To help compare each technique used from study to study, the authors of this study used seven basic measures. These included knee stability, leg strength, function, return-to-sports, patient satisfaction, complications, and cost. Here's what they found to help you with your decision.
When it comes to post-operative knee joint stability (joint "give", laxity, or looseness versus tightness of the joint) it looks like there's no difference between allografts and autografts. The primary difference is in terms of rupture rate. Improper preparation of allografts (e.g., sterilization, drying) can result in more graft ruptures years later compared with autografts.
Concerning muscle strength. There is agreement among studies that quadriceps strength seems to be equal among the various autografts. The hamstring muscle group is more likely to lag behind in recovering full strength, especially for patients who have a hamstring graft.
Return of overall function seems to be equal among all graft types. But return-to-sports varies widely. The majority of patients (75 per cent) get back to playing but not all return to their preinjury level of participation.

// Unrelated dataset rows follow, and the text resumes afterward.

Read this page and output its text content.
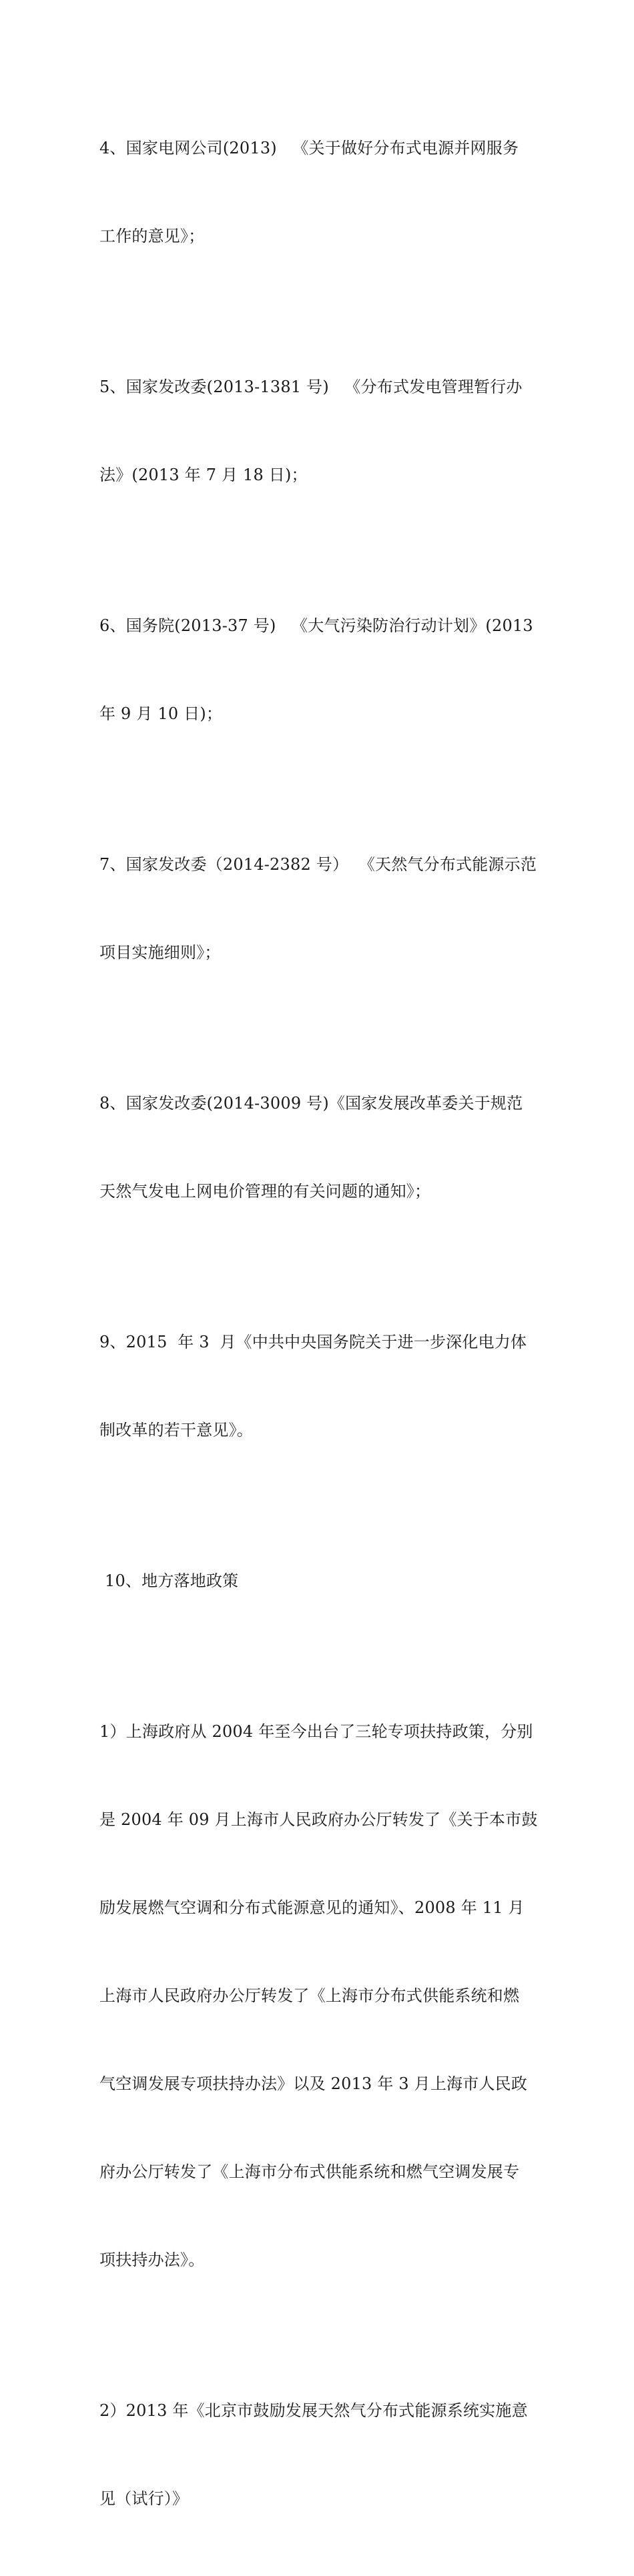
4、国家电网公司(2013)   《关于做好分布式电源并网服务

工作的意见》；

5、国家发改委(2013-1381 号)   《分布式发电管理暂行办

法》(2013 年 7 月 18 日)；

6、国务院(2013-37 号)   《大气污染防治行动计划》(2013

年 9 月 10 日)；

7、国家发改委（2014-2382 号）  《天然气分布式能源示范

项目实施细则》；

8、国家发改委(2014-3009 号)《国家发展改革委关于规范

天然气发电上网电价管理的有关问题的通知》；

9、2015  年 3  月《中共中央国务院关于进一步深化电力体

制改革的若干意见》。

10、地方落地政策

1）上海政府从 2004 年至今出台了三轮专项扶持政策，分别

是 2004 年 09 月上海市人民政府办公厅转发了《关于本市鼓

励发展燃气空调和分布式能源意见的通知》、2008 年 11 月

上海市人民政府办公厅转发了《上海市分布式供能系统和燃

气空调发展专项扶持办法》以及 2013 年 3 月上海市人民政

府办公厅转发了《上海市分布式供能系统和燃气空调发展专

项扶持办法》。

2）2013 年《北京市鼓励发展天然气分布式能源系统实施意

见（试行）》
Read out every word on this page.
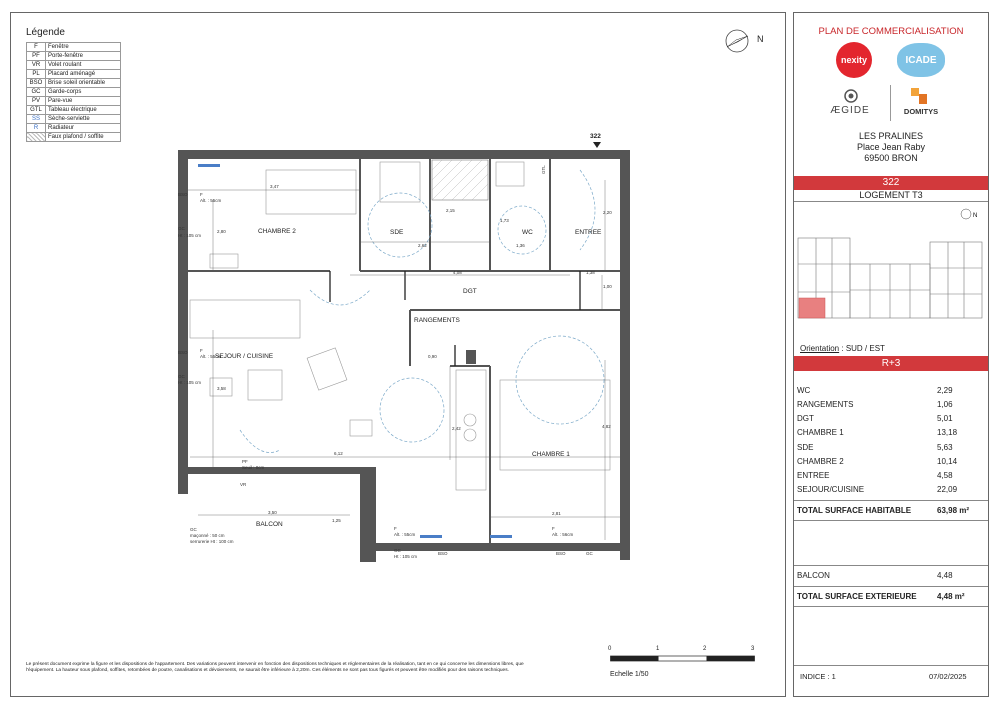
Légende
F	Fenêtre
PF	Porte-fenêtre
VR	Volet roulant
PL	Placard aménagé
BSO	Brise soleil orientable
GC	Garde-corps
PV	Pare-vue
GTL	Tableau électrique
SS	Sèche-serviette
R	Radiateur
	Faux plafond / soffite
N
322
CHAMBRE 2	SDE	WC	ENTREE
DGT
RANGEMENTS
SEJOUR / CUISINE
CHAMBRE 1
BALCON
3,47
2,80
2,62
2,15
1,73
1,36
2,20
4,08	1,38
1,00
0,90
3,58
6,12
2,42	4,82
2,81
3,50
1,25
BSO	F
Alt. : 55cm
GC
Ht : 105 cm
BSO	F
Alt. : 55cm
GC
Ht : 105 cm
PF
Seuil : 0cm
VR
GC
maçonné : 50 cm
serrurerie Ht : 100 cm
GTL
F
Alt. : 55cm
GC
Ht : 105 cm
BSO
F
Alt. : 56cm
BSO	GC
Le présent document exprime la figure et les dispositions de l'appartement. Des variations peuvent intervenir en fonction des dispositions techniques et réglementaires de la réalisation, tant en ce qui concerne les dimensions libres, que l'équipement. La hauteur sous plafond, soffites, retombées de poutre, canalisations et dévoiements, ne saurait être inférieure à 2,20m. Ces éléments ne sont pas tous figurés et peuvent être modifiés pour des raisons techniques.
0	1	2	3
Echelle 1/50
PLAN DE COMMERCIALISATION
nexity	ICADE
ÆGIDE	DOMITYS
LES PRALINES
Place Jean Raby
69500 BRON
322
LOGEMENT T3
N
Orientation : SUD / EST
R+3
WC	2,29
RANGEMENTS	1,06
DGT	5,01
CHAMBRE 1	13,18
SDE	5,63
CHAMBRE 2	10,14
ENTREE	4,58
SEJOUR/CUISINE	22,09
TOTAL SURFACE HABITABLE	63,98 m²
BALCON	4,48
TOTAL SURFACE EXTERIEURE	4,48 m²
INDICE : 1	07/02/2025
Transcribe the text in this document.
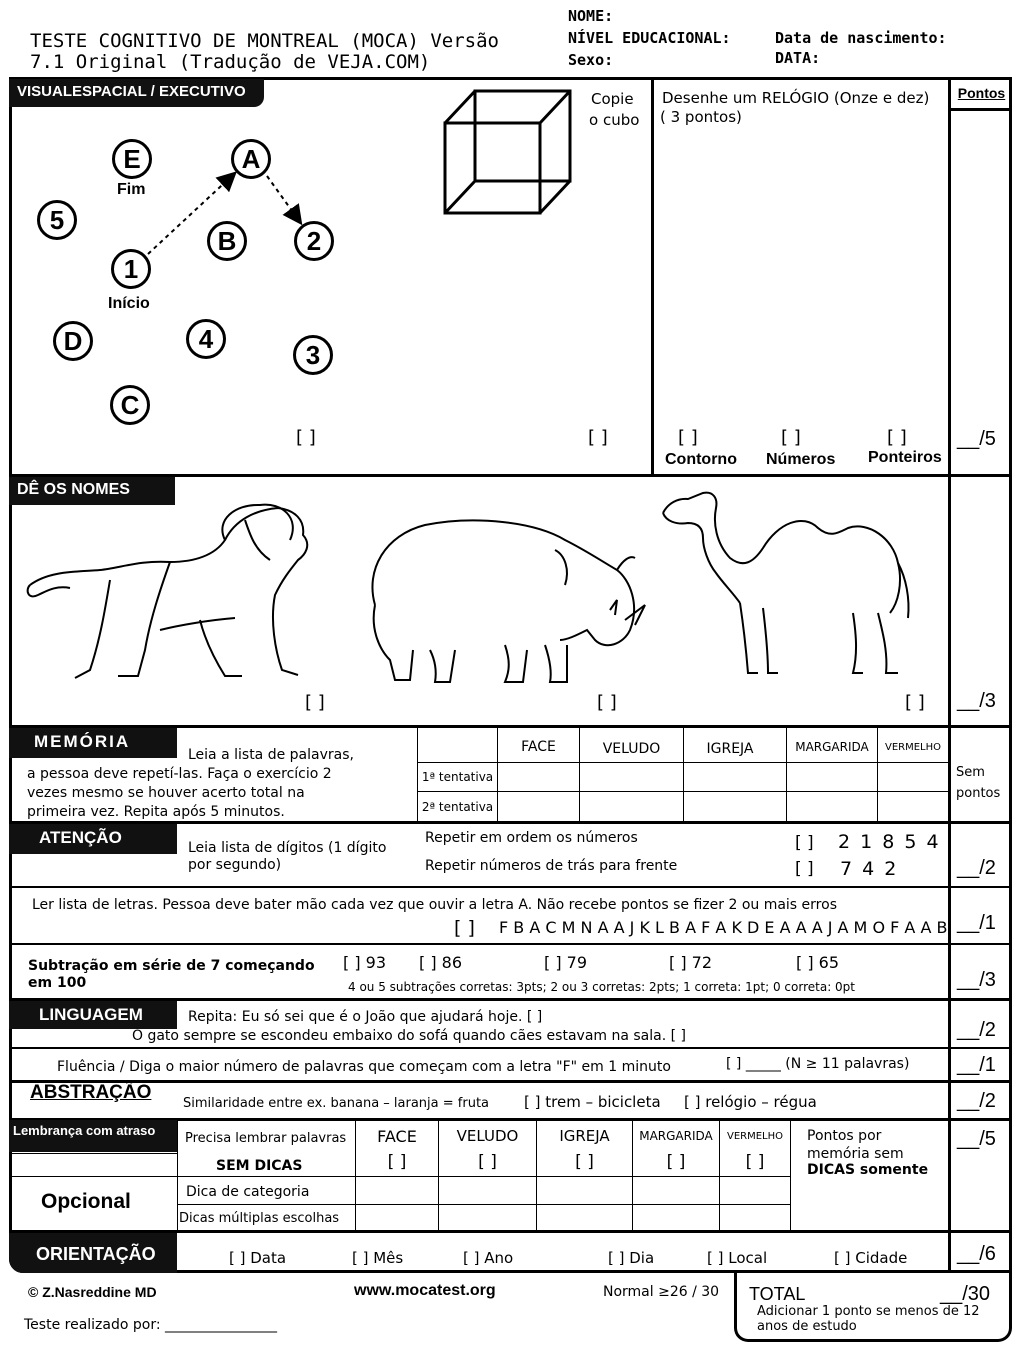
TESTE COGNITIVO DE MONTREAL (MOCA) Versão
7.1 Original (Tradução de VEJA.COM)
NOME:
NÍVEL EDUCACIONAL:
Sexo:
Data de nascimento:
DATA:
Pontos
VISUALESPACIAL / EXECUTIVO
E
Fim
A
5
B	2
1
Início
D	4
3
C
[ ]
Copie
o cubo
[ ]
Desenhe um RELÓGIO (Onze e dez)
( 3 pontos)
[ ]	[ ]	[ ]
Contorno Números Ponteiros
__/5
DÊ OS NOMES
[ ]	[ ]	[ ] __/3
MEMÓRIA
Leia a lista de palavras,
a pessoa deve repetí-las. Faça o exercício 2
vezes mesmo se houver acerto total na
primeira vez. Repita após 5 minutos.
FACE	VELUDO	IGREJA	MARGARIDA	VERMELHO
1ª tentativa
2ª tentativa
Sem
pontos
ATENÇÃO
Leia lista de dígitos (1 dígito
por segundo)
Repetir em ordem os números	[ ] 2 1 8 5 4
Repetir números de trás para frente	[ ] 7 4 2	__/2
Ler lista de letras. Pessoa deve bater mão cada vez que ouvir a letra A. Não recebe pontos se fizer 2 ou mais erros
[ ] F B A C M N A A J K L B A F A K D E A A A J A M O F A A B __/1
Subtração em série de 7 começando
em 100
[ ] 93 [ ] 86	[ ] 79	[ ] 72	[ ] 65
4 ou 5 subtrações corretas: 3pts; 2 ou 3 corretas: 2pts; 1 correta: 1pt; 0 correta: 0pt	__/3
LINGUAGEM	Repita: Eu só sei que é o João que ajudará hoje. [ ]
O gato sempre se escondeu embaixo do sofá quando cães estavam na sala. [ ]	__/2
Fluência / Diga o maior número de palavras que começam com a letra "F" em 1 minuto	[ ] _____ (N ≥ 11 palavras) __/1
ABSTRAÇÃO
Similaridade entre ex. banana – laranja = fruta [ ] trem – bicicleta [ ] relógio – régua	__/2
Lembrança com atraso
Precisa lembrar palavras
SEM DICAS
FACE	VELUDO	IGREJA	MARGARIDA	VERMELHO
[ ]	[ ]	[ ]	[ ]	[ ]
Pontos por
memória sem
DICAS somente
__/5
Opcional	Dica de categoria
Dicas múltiplas escolhas
ORIENTAÇÃO	[ ] Data	[ ] Mês	[ ] Ano	[ ] Dia	[ ] Local	[ ] Cidade __/6
© Z.Nasreddine MD	www.mocatest.org	Normal ≥26 / 30 TOTAL	__/30
Adicionar 1 ponto se menos de 12
anos de estudo
Teste realizado por: ________________
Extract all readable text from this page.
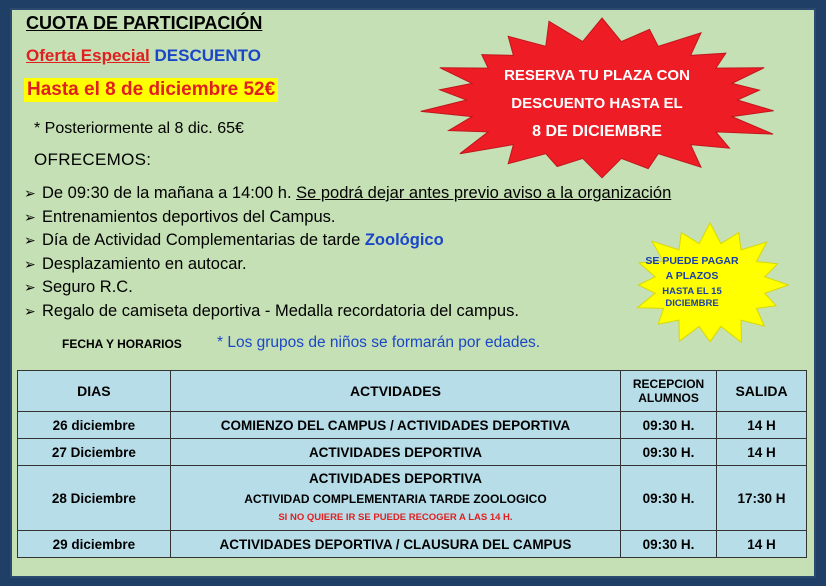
CUOTA DE PARTICIPACIÓN
Oferta Especial DESCUENTO
Hasta el 8 de diciembre 52€
* Posteriormente al 8 dic. 65€
OFRECEMOS:
➢ De 09:30 de la mañana a 14:00 h. Se podrá dejar antes previo aviso a la organización
➢ Entrenamientos deportivos del Campus.
➢ Día de Actividad Complementarias de tarde Zoológico
➢ Desplazamiento en autocar.
➢ Seguro R.C.
➢ Regalo de camiseta deportiva - Medalla recordatoria del campus.
RESERVA TU PLAZA CON
DESCUENTO HASTA EL
8 DE DICIEMBRE
SE PUEDE PAGAR
A PLAZOS
HASTA EL 15
DICIEMBRE
FECHA Y HORARIOS * Los grupos de niños se formarán por edades.
DIAS	ACTVIDADES	RECEPCION ALUMNOS	SALIDA
26 diciembre	COMIENZO DEL CAMPUS / ACTIVIDADES DEPORTIVA	09:30 H.	14 H
27 Diciembre	ACTIVIDADES DEPORTIVA	09:30 H.	14 H
28 Diciembre	ACTIVIDADES DEPORTIVA
ACTIVIDAD COMPLEMENTARIA TARDE ZOOLOGICO
SI NO QUIERE IR SE PUEDE RECOGER A LAS 14 H.	09:30 H.	17:30 H
29 diciembre	ACTIVIDADES DEPORTIVA / CLAUSURA DEL CAMPUS	09:30 H.	14 H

Some athletes have to gear down to a lower intensity level of activity while others change the sports activity altogether.
One more area of concern and comparison is complications (e.g., pain, infection, graft failure or rupture). Most patients expect a certain amount of pain right after surgery. But when pain lasts months-to-years later, this symptom becomes a complication. Kneeling pain persists more often with patellar donor grafts. Other long-term annoying symptoms at the harvest site can include numbness, tenderness, or irritation.
Results also showed that infection rates are not higher with allografts. Disease transmission from allograft (donor) tissue (e.g., hepatitis, HIV) occurs in less than one out of every 1.6 million patients.
Finally, graft failure or rupture is more likely occur when there is significant joint laxity (looseness) after surgery. Another significant risk factor is return to sports that require sudden turns or changes in direction (pivoting), sidestepping, and jumping. Studies show that younger, more active patients are the most likely to experience ruptures with an allograft.
In the end, patient satisfaction is rated high (in the 90 percentile) no matter what type of graft is used. If you take cost into consideration, the autograft is less expensive than the allograft. This is due to the cost of the donor tissue (can be as much as $1,000).
In summary, when deciding graft type for ACL reconstruction surgery, each individual patient must make his or her decision about graft type based on known pros and cons of each graft type and technique. This decision is based on age, type of physical activity level desired after surgery, surgeon recommendation, and awareness of advantages, disadvantages, complications, and costs of each procedure.
Reference: Alec A. Macaulay, MD, et al. Anterior Cruciate Ligament Graft Choices. In Sports Health. January/February 2012. Vol. 4. No. 1. Pp. 63-68.